Kein Problem, denke ich schnell. Sie landete ja gerade weich auf dem federnden Waldboden. Zudem merke ich mir genau, auf welcher Plattform ich gerade stehe. Anschließend finde ich die Uhr nach kurzer Suche wieder. Ich schnalle sie allerdings nicht mehr um, sondern stecke sie in meine Hosentasche. Denn ich will es nicht nochmal provozieren, sie zu verlieren. Schließlich handelt es sich um ein ganz besondere Uhr. Sie ist ein Geburtstagsgeschenk von meinen Töchtern, und sie hat ein Gehäuse aus echtem Holz. Wirklich ziemlich schick!
Ich klettere also entspannt weiter, im sicheren Glauben, der hölzerne Zeitmesser würde die Tiefen meiner Hosentasche erst wieder verlassen, wenn ich irgendwann den letzten Parcours durchklettert habe und ermattet mein Sicherungsgeschirr abgebe.
Nachdem wir ein, zwei weitere Parcours absolviert haben, machen wir eine Pause und verspeisen die mitgebrachten Stullen. In Form von schwarzen Tee, füllen wir auch ein wenig Flüssigkeit nach. Irgendwann will ich dann wissen, wie spät es ist. Ich versuche, meine Uhr in der Hosentasche zu ertasten. Und was soll ich sagen, sie ist nicht mehr da. Mmmh, dann steckt sie ja vielleicht in der anderen Hosentasche… Oh Schreck, ebenfalls Fehlanzeige. Was mache ich denn jetzt?

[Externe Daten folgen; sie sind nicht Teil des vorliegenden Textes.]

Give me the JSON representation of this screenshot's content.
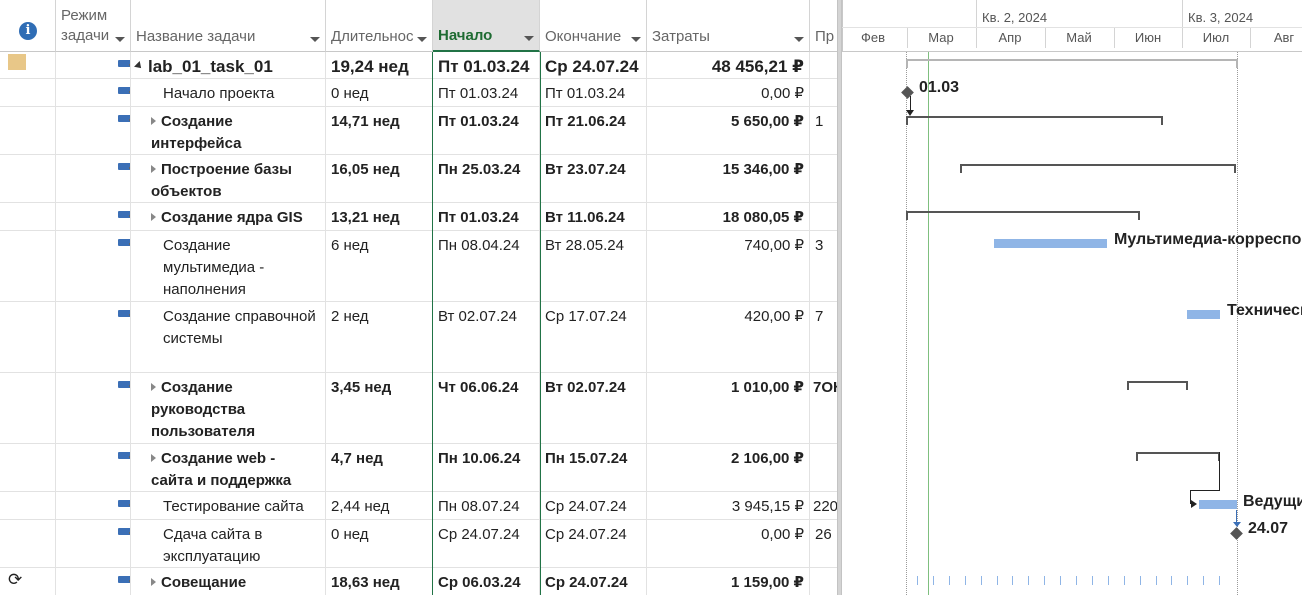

Ich marschiere zur Parkaufsicht und schildere mein Leid. Mit einem Guide begehe ich die letzten, durchkletterten Parkours mehrfach (!) am Boden – ganz langsam, von Station zu Station. Erfolglos. Ich bedanke mich trotzdem für die nette Unterstützung und zeichne noch kurz auf, wie die Uhr aussieht, welche Farbe sie hat, aus welchem Material sie besteht. Diesen Zettel hinterlasse ich dann mit meiner Handynummer am Stützpunkt der Parkaufsicht. Meine Hoffnung, dass die Uhr gefunden wird, tendiert dabei allerdings gegen Null – denn zwischen all dem Unterholz und Blättern ist das eigentlich unwahrscheinlich…

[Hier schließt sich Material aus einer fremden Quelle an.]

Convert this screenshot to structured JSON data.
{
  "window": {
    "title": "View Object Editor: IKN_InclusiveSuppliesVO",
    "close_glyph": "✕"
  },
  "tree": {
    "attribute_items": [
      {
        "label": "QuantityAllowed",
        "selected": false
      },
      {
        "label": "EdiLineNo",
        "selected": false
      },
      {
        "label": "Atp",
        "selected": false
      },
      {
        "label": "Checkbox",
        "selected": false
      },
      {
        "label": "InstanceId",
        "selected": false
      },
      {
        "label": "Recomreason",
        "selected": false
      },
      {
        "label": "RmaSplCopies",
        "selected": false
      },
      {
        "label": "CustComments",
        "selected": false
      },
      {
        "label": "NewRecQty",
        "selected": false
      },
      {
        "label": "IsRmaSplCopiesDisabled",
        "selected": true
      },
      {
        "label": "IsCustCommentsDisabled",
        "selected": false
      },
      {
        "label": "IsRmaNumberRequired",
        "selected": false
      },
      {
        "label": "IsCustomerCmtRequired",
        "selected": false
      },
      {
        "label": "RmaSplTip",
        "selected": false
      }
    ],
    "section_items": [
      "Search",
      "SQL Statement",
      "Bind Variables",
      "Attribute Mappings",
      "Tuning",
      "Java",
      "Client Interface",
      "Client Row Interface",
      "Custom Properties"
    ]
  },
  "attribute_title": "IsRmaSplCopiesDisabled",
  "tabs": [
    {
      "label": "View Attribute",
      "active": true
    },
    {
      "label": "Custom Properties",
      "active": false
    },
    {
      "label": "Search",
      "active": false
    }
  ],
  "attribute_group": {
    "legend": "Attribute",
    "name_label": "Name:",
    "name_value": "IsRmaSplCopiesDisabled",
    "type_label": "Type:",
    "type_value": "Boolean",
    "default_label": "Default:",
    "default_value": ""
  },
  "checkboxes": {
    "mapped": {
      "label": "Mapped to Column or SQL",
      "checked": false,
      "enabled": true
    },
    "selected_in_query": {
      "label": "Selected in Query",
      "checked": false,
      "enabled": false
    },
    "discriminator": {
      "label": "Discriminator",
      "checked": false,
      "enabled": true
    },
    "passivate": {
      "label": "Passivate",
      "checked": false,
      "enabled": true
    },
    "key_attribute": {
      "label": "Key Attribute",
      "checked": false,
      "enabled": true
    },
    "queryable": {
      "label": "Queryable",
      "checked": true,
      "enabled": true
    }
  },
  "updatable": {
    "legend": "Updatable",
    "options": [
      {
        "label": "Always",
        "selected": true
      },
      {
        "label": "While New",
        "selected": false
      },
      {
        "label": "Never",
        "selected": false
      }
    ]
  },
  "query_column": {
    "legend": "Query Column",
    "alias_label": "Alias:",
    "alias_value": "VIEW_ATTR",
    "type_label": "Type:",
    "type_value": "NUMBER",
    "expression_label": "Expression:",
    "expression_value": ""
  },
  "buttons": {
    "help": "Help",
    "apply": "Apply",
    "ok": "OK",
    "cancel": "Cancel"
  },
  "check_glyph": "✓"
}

Ca. zwei Wochen später: Ein Anruf. Liv. Sie arbeitet im Kletterpark Hochsolling. Liv sagt mir, die Uhr sei gefunden worden. Sie wolle wissen, an welche Adresse sie zurückgeschickt werden solle. Meine Freude ist groß, und ich komme aus dem Staunen kaum heraus. Ich frage meinerseits, wer denn die Uhr gefunden habe? Liv antwortet, Kalle habe sie gefunden. Kalle würde jeden Tag durch den Park laufen und irgendwelche Dinge anschleppen. Das seien z.B. Schuhe, Stoffreste oder eben alles, was die Leute so vergessen würden… natürlich auch Uhren. Ich stutze. Was ist das denn für ein Typ? Ich frage, wer Kalle sei, so eine Art Ranger oder Parkwächter? Liv muss lachen. Sie meint, Kalle sei ihr Hund! Ein Golden Retriever-Welpe. Ein halbes Jahr alt. Kalle begleite sie, wenn sie im TreeRock jobbe.
Ich sende nun ein Paket mit Junior-Hundefutter und 20,- € Finderlohn in den Kletterpark an der Schießhäuser Straße. Kalle nimmt es, so höre ich später, freudig zur Kenntnis und lässt gar nicht mehr nach, mit dem Schwanz zu wedeln.
Beim nächsten Besuch im Kletterpark wollen wir Kalle dann auf jeden Fall kennenlernen. Vielleicht bringen wir auch noch einen Knochen mit…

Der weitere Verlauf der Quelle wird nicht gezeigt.